O documentário de natureza se tornou um gênero de acesso sem precedentes e, cada vez mais, de risco físico sem precedentes — cineastas agora vão aonde seus sujeitos vivem, mesmo que isso signifique a escuridão esmagadora a dois terços de milha abaixo da superfície. O A Life Illuminated, de Tasha Van Zandt, pertence a essa linhagem, mas leva a premissa além da maioria: para filmar uma bióloga marinha que passou a carreira nas profundezas, Van Zandt desceu ao fundo com ela. O resultado funciona menos como um retrato e mais como uma expedição, e chega carregando a pergunta que todo documentário científico ambicioso enfrenta hoje — se ainda existe um público pagante para o assombro que custa tanto para ser capturado.

O filme acompanha a Dra. Edie Widder, a bióloga pioneira que passou quase quatro décadas estudando a bioluminescência, a luz química que a maioria das criaturas das profundezas usa para caçar, se esconder e atrair.
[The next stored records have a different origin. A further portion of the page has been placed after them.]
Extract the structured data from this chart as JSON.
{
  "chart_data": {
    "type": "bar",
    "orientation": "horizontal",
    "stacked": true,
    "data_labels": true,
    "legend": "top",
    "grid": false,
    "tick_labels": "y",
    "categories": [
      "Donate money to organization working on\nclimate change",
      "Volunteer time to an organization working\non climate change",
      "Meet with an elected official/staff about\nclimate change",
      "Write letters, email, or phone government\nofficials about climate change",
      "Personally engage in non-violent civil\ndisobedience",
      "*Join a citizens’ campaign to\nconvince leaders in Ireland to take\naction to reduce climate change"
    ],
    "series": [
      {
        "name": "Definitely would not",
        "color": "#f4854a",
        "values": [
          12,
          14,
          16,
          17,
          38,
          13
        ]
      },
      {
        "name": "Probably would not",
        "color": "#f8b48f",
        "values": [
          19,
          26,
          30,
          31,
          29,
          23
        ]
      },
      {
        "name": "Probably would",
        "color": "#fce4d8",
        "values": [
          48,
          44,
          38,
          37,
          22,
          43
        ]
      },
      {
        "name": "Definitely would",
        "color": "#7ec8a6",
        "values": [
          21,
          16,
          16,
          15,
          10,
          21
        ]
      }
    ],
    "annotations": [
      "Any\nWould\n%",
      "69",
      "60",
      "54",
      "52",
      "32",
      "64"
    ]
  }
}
Widder fundou a Ocean Research & Conservation Association e projetou os sistemas de câmeras discretos — uma “água-viva eletrônica” óptica entre eles — que ajudaram a registrar as primeiras imagens de uma lula gigante em seu habitat natural. Conforme o Deadline detalhou em uma conversa com os cineastas, Van Zandt desceu mais de 3.000 pés, mais de meia milha, para filmar Widder trabalhando perto do fundo do oceano.

A logística foi um drama à parte. A produção usou dois submersíveis de esfera transparente mergulhando em tandem — um para a ciência de Widder, outro para a câmera — com o cinegrafista Sebastian Zeck selado dentro do veículo de mídia para documentar um reino onde a única luz disponível é a luz que os próprios animais produzem. Filmar a bioluminescência significa trabalhar no limite extremo do que um sensor consegue registrar, uma restrição estética que também é o tema do filme: como a vida se torna visível na escuridão absoluta.
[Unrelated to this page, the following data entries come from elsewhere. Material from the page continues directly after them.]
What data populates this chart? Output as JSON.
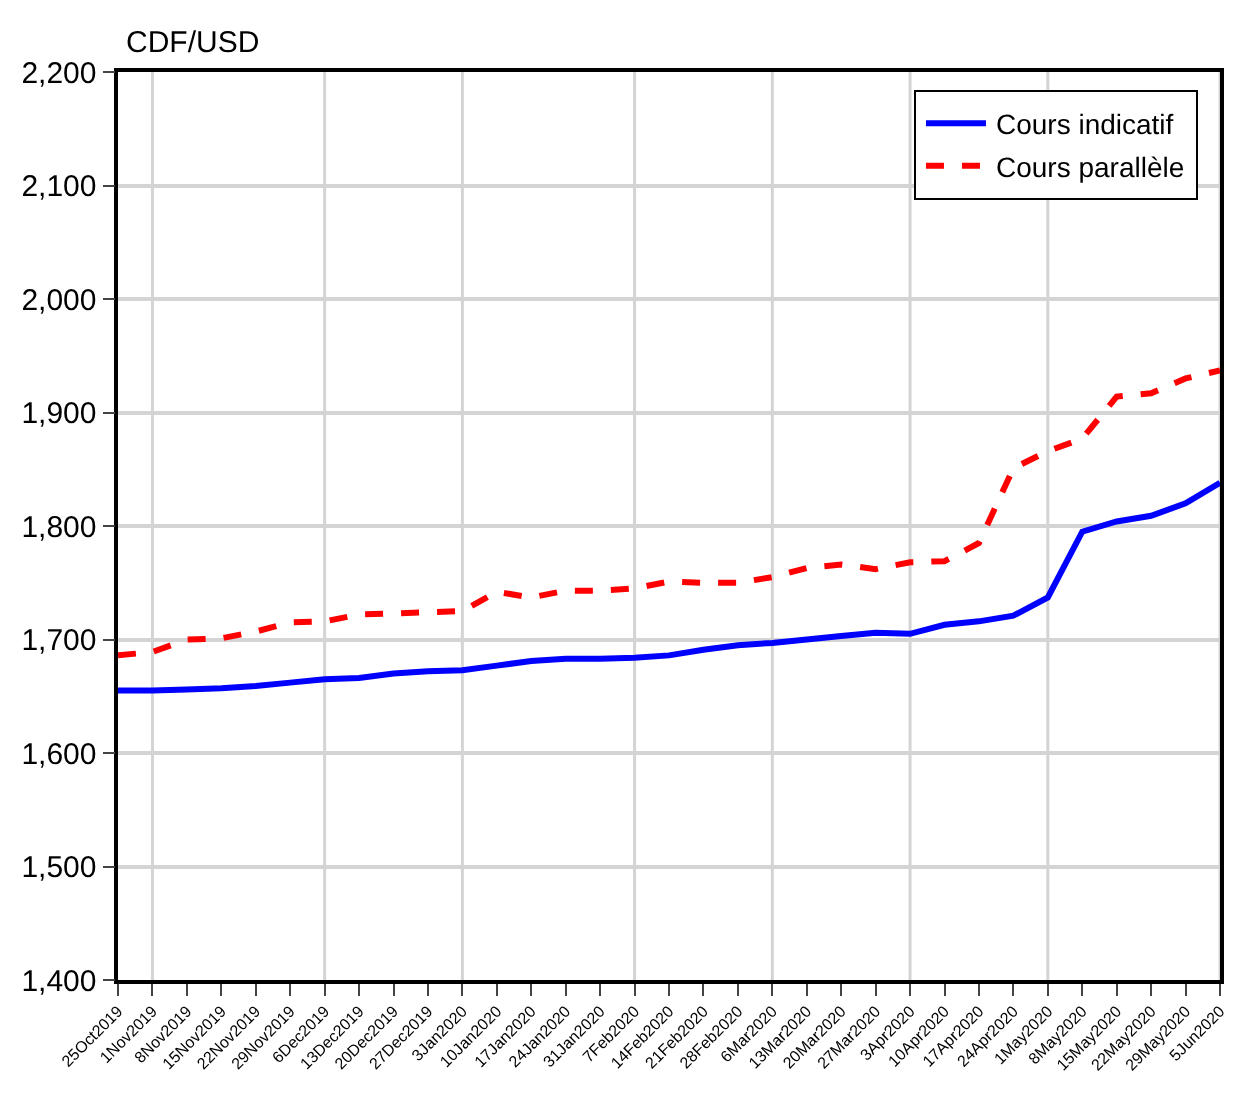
{
  "chart_data": {
    "type": "line",
    "ylabel": "CDF/USD",
    "x": [
      "2019-10-25",
      "2019-11-01",
      "2019-11-08",
      "2019-11-15",
      "2019-11-22",
      "2019-11-29",
      "2019-12-06",
      "2019-12-13",
      "2019-12-20",
      "2019-12-27",
      "2020-01-03",
      "2020-01-10",
      "2020-01-17",
      "2020-01-24",
      "2020-01-31",
      "2020-02-07",
      "2020-02-14",
      "2020-02-21",
      "2020-02-28",
      "2020-03-06",
      "2020-03-13",
      "2020-03-20",
      "2020-03-27",
      "2020-04-03",
      "2020-04-10",
      "2020-04-17",
      "2020-04-24",
      "2020-05-01",
      "2020-05-08",
      "2020-05-15",
      "2020-05-22",
      "2020-05-29",
      "2020-06-05"
    ],
    "series": [
      {
        "name": "Cours indicatif",
        "color": "#0000ff",
        "line_style": "solid",
        "values": [
          1655,
          1655,
          1656,
          1657,
          1659,
          1662,
          1665,
          1666,
          1670,
          1672,
          1673,
          1677,
          1681,
          1683,
          1683,
          1684,
          1686,
          1691,
          1695,
          1697,
          1700,
          1703,
          1706,
          1705,
          1713,
          1716,
          1721,
          1737,
          1795,
          1804,
          1809,
          1820,
          1838
        ]
      },
      {
        "name": "Cours parallèle",
        "color": "#ff0000",
        "line_style": "dashed",
        "values": [
          1686,
          1689,
          1700,
          1701,
          1707,
          1715,
          1716,
          1722,
          1723,
          1724,
          1725,
          1742,
          1737,
          1743,
          1743,
          1745,
          1751,
          1750,
          1750,
          1755,
          1763,
          1766,
          1762,
          1768,
          1769,
          1785,
          1851,
          1866,
          1877,
          1914,
          1917,
          1930,
          1937
        ]
      }
    ],
    "xlim": [
      "2019-10-25",
      "2020-06-05"
    ],
    "xticks": [
      {
        "value": "2019-10-25",
        "label": "25Oct2019"
      },
      {
        "value": "2019-11-01",
        "label": "1Nov2019"
      },
      {
        "value": "2019-11-08",
        "label": "8Nov2019"
      },
      {
        "value": "2019-11-15",
        "label": "15Nov2019"
      },
      {
        "value": "2019-11-22",
        "label": "22Nov2019"
      },
      {
        "value": "2019-11-29",
        "label": "29Nov2019"
      },
      {
        "value": "2019-12-06",
        "label": "6Dec2019"
      },
      {
        "value": "2019-12-13",
        "label": "13Dec2019"
      },
      {
        "value": "2019-12-20",
        "label": "20Dec2019"
      },
      {
        "value": "2019-12-27",
        "label": "27Dec2019"
      },
      {
        "value": "2020-01-03",
        "label": "3Jan2020"
      },
      {
        "value": "2020-01-10",
        "label": "10Jan2020"
      },
      {
        "value": "2020-01-17",
        "label": "17Jan2020"
      },
      {
        "value": "2020-01-24",
        "label": "24Jan2020"
      },
      {
        "value": "2020-01-31",
        "label": "31Jan2020"
      },
      {
        "value": "2020-02-07",
        "label": "7Feb2020"
      },
      {
        "value": "2020-02-14",
        "label": "14Feb2020"
      },
      {
        "value": "2020-02-21",
        "label": "21Feb2020"
      },
      {
        "value": "2020-02-28",
        "label": "28Feb2020"
      },
      {
        "value": "2020-03-06",
        "label": "6Mar2020"
      },
      {
        "value": "2020-03-13",
        "label": "13Mar2020"
      },
      {
        "value": "2020-03-20",
        "label": "20Mar2020"
      },
      {
        "value": "2020-03-27",
        "label": "27Mar2020"
      },
      {
        "value": "2020-04-03",
        "label": "3Apr2020"
      },
      {
        "value": "2020-04-10",
        "label": "10Apr2020"
      },
      {
        "value": "2020-04-17",
        "label": "17Apr2020"
      },
      {
        "value": "2020-04-24",
        "label": "24Apr2020"
      },
      {
        "value": "2020-05-01",
        "label": "1May2020"
      },
      {
        "value": "2020-05-08",
        "label": "8May2020"
      },
      {
        "value": "2020-05-15",
        "label": "15May2020"
      },
      {
        "value": "2020-05-22",
        "label": "22May2020"
      },
      {
        "value": "2020-05-29",
        "label": "29May2020"
      },
      {
        "value": "2020-06-05",
        "label": "5Jun2020"
      }
    ],
    "ylim": [
      1400,
      2200
    ],
    "yticks": [
      {
        "value": 1400,
        "label": "1,400"
      },
      {
        "value": 1500,
        "label": "1,500"
      },
      {
        "value": 1600,
        "label": "1,600"
      },
      {
        "value": 1700,
        "label": "1,700"
      },
      {
        "value": 1800,
        "label": "1,800"
      },
      {
        "value": 1900,
        "label": "1,900"
      },
      {
        "value": 2000,
        "label": "2,000"
      },
      {
        "value": 2100,
        "label": "2,100"
      },
      {
        "value": 2200,
        "label": "2,200"
      }
    ],
    "grid": true,
    "legend": "top right",
    "marker": "none"
  }
}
Essa audácia técnica é também o risco comercial. O não-ficção se consolidou em torno de plataformas de streaming e marcas tradicionais de história natural, e um documentário científico para o cinema sem um narrador de peso ou o orçamento de uma emissora é uma venda mais difícil do que suas imagens sugerem. A aposta é que um feito científico genuíno, uma protagonista carismática da vida real e imagens que quase ninguém viu ainda se somam para formar um evento que vale a pena sair de casa — uma proposta que o não-ficção de águas profundas, que treinou o público na telinha, vem silenciosamente corroendo há anos.
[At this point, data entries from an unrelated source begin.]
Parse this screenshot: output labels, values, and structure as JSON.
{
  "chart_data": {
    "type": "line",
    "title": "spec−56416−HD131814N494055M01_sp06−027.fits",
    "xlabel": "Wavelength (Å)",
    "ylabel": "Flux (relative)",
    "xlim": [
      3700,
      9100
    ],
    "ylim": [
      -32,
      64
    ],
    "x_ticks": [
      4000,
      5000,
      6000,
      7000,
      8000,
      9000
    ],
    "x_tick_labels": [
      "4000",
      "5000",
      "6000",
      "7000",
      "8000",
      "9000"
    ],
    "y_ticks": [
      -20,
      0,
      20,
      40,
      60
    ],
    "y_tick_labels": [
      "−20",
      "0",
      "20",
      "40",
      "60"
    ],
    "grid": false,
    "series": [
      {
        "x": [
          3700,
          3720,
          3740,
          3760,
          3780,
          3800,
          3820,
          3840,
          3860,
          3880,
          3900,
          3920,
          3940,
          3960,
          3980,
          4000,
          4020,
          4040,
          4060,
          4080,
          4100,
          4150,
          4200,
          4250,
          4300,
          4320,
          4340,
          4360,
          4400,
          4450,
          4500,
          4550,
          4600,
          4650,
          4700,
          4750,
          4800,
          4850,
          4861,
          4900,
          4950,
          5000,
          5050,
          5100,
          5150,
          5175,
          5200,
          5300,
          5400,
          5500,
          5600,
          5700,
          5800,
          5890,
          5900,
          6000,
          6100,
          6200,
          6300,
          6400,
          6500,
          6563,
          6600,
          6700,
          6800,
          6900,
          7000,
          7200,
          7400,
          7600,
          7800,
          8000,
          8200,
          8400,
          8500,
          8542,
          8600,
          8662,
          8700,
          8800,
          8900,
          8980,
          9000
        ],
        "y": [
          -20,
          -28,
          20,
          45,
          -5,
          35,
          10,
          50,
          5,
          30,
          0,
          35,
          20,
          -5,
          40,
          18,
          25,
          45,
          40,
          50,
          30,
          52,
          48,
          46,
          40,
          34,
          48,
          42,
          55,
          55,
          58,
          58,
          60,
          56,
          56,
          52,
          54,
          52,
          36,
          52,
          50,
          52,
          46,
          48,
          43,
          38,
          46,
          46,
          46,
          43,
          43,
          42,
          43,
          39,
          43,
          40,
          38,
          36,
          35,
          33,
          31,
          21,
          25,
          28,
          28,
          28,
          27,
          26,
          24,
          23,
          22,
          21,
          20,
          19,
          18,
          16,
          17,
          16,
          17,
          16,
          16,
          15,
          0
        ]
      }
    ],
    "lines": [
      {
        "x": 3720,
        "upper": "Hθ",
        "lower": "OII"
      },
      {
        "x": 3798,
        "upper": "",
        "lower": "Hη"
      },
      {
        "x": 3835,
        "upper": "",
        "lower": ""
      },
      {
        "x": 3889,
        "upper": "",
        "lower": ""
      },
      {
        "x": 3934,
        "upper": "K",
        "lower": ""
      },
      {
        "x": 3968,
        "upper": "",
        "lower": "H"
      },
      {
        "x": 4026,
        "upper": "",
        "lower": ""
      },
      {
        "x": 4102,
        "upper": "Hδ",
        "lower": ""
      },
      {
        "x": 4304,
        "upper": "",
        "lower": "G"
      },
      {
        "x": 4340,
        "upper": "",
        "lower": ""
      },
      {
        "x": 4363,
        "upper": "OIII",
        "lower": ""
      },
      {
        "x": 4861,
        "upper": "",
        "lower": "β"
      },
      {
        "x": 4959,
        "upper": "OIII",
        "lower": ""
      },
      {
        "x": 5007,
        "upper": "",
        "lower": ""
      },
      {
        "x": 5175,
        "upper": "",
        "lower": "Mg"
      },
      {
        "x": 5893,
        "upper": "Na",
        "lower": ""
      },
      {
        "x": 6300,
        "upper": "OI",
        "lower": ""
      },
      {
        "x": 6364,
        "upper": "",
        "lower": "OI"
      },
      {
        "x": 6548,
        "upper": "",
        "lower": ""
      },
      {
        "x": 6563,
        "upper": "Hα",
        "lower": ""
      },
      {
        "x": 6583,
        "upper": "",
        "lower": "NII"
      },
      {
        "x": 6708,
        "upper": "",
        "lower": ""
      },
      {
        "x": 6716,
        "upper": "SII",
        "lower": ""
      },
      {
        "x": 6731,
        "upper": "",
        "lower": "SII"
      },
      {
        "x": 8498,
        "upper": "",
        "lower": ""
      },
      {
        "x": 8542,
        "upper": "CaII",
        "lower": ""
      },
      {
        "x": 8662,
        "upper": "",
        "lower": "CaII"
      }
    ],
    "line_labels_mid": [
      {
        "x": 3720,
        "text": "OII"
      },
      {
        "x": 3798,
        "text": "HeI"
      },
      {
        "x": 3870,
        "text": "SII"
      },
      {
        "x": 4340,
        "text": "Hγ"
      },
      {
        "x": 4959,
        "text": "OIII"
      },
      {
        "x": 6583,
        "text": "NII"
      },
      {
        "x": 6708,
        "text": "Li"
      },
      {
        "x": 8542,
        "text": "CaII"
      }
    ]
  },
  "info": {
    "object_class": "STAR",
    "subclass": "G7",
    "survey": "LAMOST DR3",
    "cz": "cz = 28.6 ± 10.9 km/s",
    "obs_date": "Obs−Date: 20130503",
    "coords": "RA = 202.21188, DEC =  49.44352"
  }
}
A Life Illuminated estreou no programa de documentários do Festival Internacional de Cinema de Toronto de 2025, a plataforma tradicional de lançamento para não-ficção de temporada de prêmios, e desde então circula em busca de distribuição nos EUA — o trecho da jornada sem submersível para facilitar. No filme, a própria Widder desce a cerca de 3.300 pés, até a camada onde a luz do sol jamais chegou.

É um dilema adequado para um filme sobre criaturas que passaram milhões de anos aprendendo a brilhar para serem encontradas. Tendo descido meia milha para capturar essa luz, seus realizadores agora enfrentam a escuridão mais comum do mercado, à espera de um comprador que acenda o lançamento.